Shock and Awe (Revelation 4:2–6)


Who is the God Jesus Christ invites us to worship?

Several years ago, J. B. Phillips wrote a helpful little theology primer with the title, Your God Is Too Small. In the first half of that book, he exposed numerous “inadequate conceptions of God which still linger unconsciously in many minds,” including God as a “resident policeman,” “parental hangover,” “grand old man,” “managing director,” “and pale Galilean.”[i]

More recently, in Habits of the Heart, Robert Bellah and his colleagues told the story of a woman named Sheila, who said: “I believe in God. I’m not a religious fanatic. I can’t remember the last time I went to church. My faith has carried me a long way. It’s Sheilaism. Just my own little voice.”[ii]

The God Jesus Christ invites us to worship is not small. He does not speak in our own little voices. As John portrays it (Rev. 4:2-6), God’s appearance is more likely to produce shock and awe than any other emotions in those who see him. “At once I was in the Spirit,” John writes, “and behold, a throne stood in heaven with one seated on the throne. And he who sat there had the appearance of jasper and carnelian, and around the throne was a rainbow that had the appearance of an emerald.” But God is not only seen, he is heard: “From the throne came flashes of lightning, and rumblings and peals of thunder.”

John’s description of God has Old Testament antecedents, especially Ezekiel 1:26–28, which similarly portrays God’s throne as surrounded by a brilliant rainbow. Psalm 104:2 tells us that God covers himself “with light as with a garment.” In 1 Timothy 6:16, Paul says that God “dwells in unapproachable light, whom no one has ever seen or can see.” The celestial sound and light show of thunder and lightning that made its first public appearance at Mt. Sinai, where God gave Moses the Law (Ex. 19:16–20, 20:18–21), now reappears in John’s vision.

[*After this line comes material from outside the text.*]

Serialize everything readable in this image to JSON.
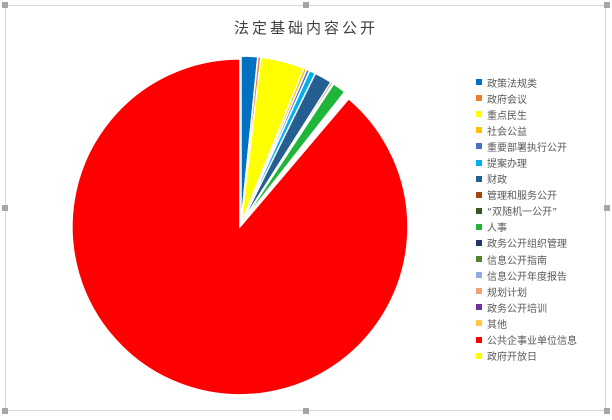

Its inevitable—and intended—effect is that reverence of God that the Bible calls “the fear of the Lord.”

The God Jesus Christ invites us to worship, in other words, is big, powerful, and very much unlike us.

And yet, God’s power is not arbitrary or immoral. God is powerful, but he is also just. He occupies the throne of heaven; so, he exercises his power with rightful authority. G. Campbell Morgan notes: “The throne of God—the fact of the throne, and the fact of God enthroned—is the revelation of the Bible…. All the pictures of the early times are pictures of men setting their lives into relationship with the throne of God and thus finding peace, or rebelling against the government of God and thus perishing.”[iii]

What God do you worship? A comfortable one or one who shocks and awes? “The fear of the Lord is the beginning of knowledge” (Prov. 1:7, 9:10). Only a large God can bring an expansive peace to your life and to the world.

 

[i] J.B. Phillips, Your God Is Too Small (New York: Macmillan, 1961), 8.

[ii] Robert Bellah, et al, Habits of the Heart (Berkeley, CA: University of California Press, 1985), 221; quoted in Robert C. Fuller, Spiritual, Not Religious: Understanding Unchurched America (New York: Oxford, 2001), 159.

[iii] G. Campbell Morgan, Studies in the Prophecy of Jeremiah (London: Oliphants, 1969), 101; quoted in Eugene H. Peterson, Reversed Thunder: The Revelation of John and the Praying Imagination (Grand Rapids, MI: Eerdmans, 1988), 61.